Enfant tué dans le Var : « Il n’a pas fait la différence entre une bonne trempe et des coups mortels »

Alors que se déroulera ce samedi une marche blanche en la mémoire de Malakai, ce jeune enfant de 7 ans décédé dans la nuit du 12 au 13 octobre dernier sous les coups du conjoint de sa mère, le rapport d’expertise médico-légal touche à sa fin. Le petit garçon avait déjà subi dans cet appartement de la Seyne-sur-Mer (Var) une première volée de coups trois jours auparavant qui, restés sans soin, le faisait agoniser. Sous réserve de l’accord de la mère, actuellement en détention provisoire pour non-assistance à personne danger, le petit Malakai devrait être inhumé ensuite ce mardi à la Grande-Motte, ville où résident ses grands-parents maternels, a appris 20 Minutes auprès d’avocats de mis en examen.

Anaïs Guenoune, avocate de la mère, entend formuler une demande de permission ce jour-là afin de permettre à sa cliente de se rendre aux obsèques de son fils. Dans ce dossier où F., le beau-père, a reconnu être l’auteur des coups, l’enjeu est de « démontrer l’emprise qu’avait F. sur ma cliente. Les expertises psy devront le déterminer », détaille Anais Guenoune. « E. est une personnalité assez faible. C’est une enfant adoptée qui n’a jamais eu confiance en elle et n’avait jamais trouvé de cadre.

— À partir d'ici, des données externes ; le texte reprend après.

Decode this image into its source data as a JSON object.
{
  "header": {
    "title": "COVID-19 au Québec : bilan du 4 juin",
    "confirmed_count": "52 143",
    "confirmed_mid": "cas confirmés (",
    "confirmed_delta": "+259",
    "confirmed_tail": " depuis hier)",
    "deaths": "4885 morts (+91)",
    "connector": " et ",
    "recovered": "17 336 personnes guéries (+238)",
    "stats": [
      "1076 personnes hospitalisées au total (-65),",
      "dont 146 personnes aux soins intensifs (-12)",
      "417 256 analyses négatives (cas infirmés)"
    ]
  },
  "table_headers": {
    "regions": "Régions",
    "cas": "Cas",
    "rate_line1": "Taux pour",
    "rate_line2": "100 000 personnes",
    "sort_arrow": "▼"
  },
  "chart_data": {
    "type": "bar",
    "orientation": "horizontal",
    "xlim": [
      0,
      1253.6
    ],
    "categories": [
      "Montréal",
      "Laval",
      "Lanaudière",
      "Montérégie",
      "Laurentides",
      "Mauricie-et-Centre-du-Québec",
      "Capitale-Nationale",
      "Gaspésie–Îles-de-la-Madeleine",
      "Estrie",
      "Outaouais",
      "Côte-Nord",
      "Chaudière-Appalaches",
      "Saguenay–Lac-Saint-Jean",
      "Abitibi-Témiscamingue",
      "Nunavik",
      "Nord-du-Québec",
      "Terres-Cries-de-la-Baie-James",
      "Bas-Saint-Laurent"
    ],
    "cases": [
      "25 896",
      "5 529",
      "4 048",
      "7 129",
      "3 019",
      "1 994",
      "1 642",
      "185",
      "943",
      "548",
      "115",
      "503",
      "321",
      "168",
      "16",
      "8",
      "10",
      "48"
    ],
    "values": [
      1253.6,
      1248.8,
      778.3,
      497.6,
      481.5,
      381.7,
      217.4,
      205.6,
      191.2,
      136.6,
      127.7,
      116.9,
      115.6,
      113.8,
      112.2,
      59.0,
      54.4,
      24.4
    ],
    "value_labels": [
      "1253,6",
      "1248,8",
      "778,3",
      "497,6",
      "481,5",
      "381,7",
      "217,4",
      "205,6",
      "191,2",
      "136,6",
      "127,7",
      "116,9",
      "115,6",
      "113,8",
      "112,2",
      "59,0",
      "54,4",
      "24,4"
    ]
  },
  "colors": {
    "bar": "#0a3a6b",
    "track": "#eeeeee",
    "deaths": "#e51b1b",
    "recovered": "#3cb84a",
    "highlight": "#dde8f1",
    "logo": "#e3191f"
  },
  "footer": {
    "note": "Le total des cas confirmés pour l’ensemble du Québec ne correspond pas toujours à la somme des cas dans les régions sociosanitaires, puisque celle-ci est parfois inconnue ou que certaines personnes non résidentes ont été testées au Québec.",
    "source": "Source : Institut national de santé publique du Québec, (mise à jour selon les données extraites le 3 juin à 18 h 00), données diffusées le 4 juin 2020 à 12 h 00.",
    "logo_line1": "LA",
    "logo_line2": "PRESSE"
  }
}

Son compagnon lui a imposé un cadre de peur, un cadre qu’elle ne connaissait pas, mais qui pour elle restait un cadre », a avancé son avocate, qui espère bien pouvoir éviter à sa cliente une trop lourde condamnation par ce biais et expliquer pourquoi la mère de l’enfant n’a pas alerté les secours pendant que son fils agonisait trois jours durant.

Démontrer l’emprise du conjoint sur la mère

Aussi, l’avocate entend s’appuyer la mise en examen de la mère de F. ainsi qu’un de ses frères et sa sœur, tous en détention provisoire dans cette affaire, pour démontrer cela. « On a ce clan, cette matriarche, la mère de F., qui lui dit durant ces trois jours : ça va aller, donne des vitamines au petit », résume Anaïs Guenoune.

« L’instruction devra faire la lumière sur ces trois jours », estime de son côté, Olivier Hasenfratz, l’avocat du meurtrier présumé déjà condamné il y a une dizaine d’années pour des faits de violences conjugales. Pour lui, « rien ne pouvait laisser présager de cette situation. Mon client n’était pas connu pour des faits de violences sur enfant, et il n’y avait pas de violence au sein de ce couple qui s’aimait. E. est enceinte de F. de 6 mois », avance-t-il. Pour lui, et « c’est indécent de le dire ainsi », a-t-il bien conscience, « mon client n’a pas fait la différence entre une bonne trempe et des coups mortels. Il a oublié qu’il était un adulte et la puissance de ses coups ». C’est d’ailleurs sur ce point qu’il tentera de faire fléchir l’instruction, qui devra encore se poursuivre quelques mois, et lui éviter la charge d’homicide aggravée sur mineur de moins quinze ans au profit d’une qualification de « violences ayant entraîné la mort sans intention de la donner » plus clémente.

L’avocate de la mère souhaite par ailleurs insister sur « la défaillance des acteurs sociaux. Il y avait une mesure éducative en milieu ouvert qui n’était visiblement pas adaptée. La mère ne se rendait pas à ses rendez-vous, le petit avait déjà été en foyer six mois entre ses quatre et cinq ans, et il manquait régulièrement l’école. Cela aurait dû alerter les services », regrette-t-elle. Quant au beau-père, qui faisait l’objet d’une fiche de recherche pour des violences commises sur une autre femme et pour lesquels il avait été jugé en son absence, il pourra finalement bien assister à ce procès, reprogrammé au 25 novembre prochain. En attendant celui à venir pour les faits relatés ici.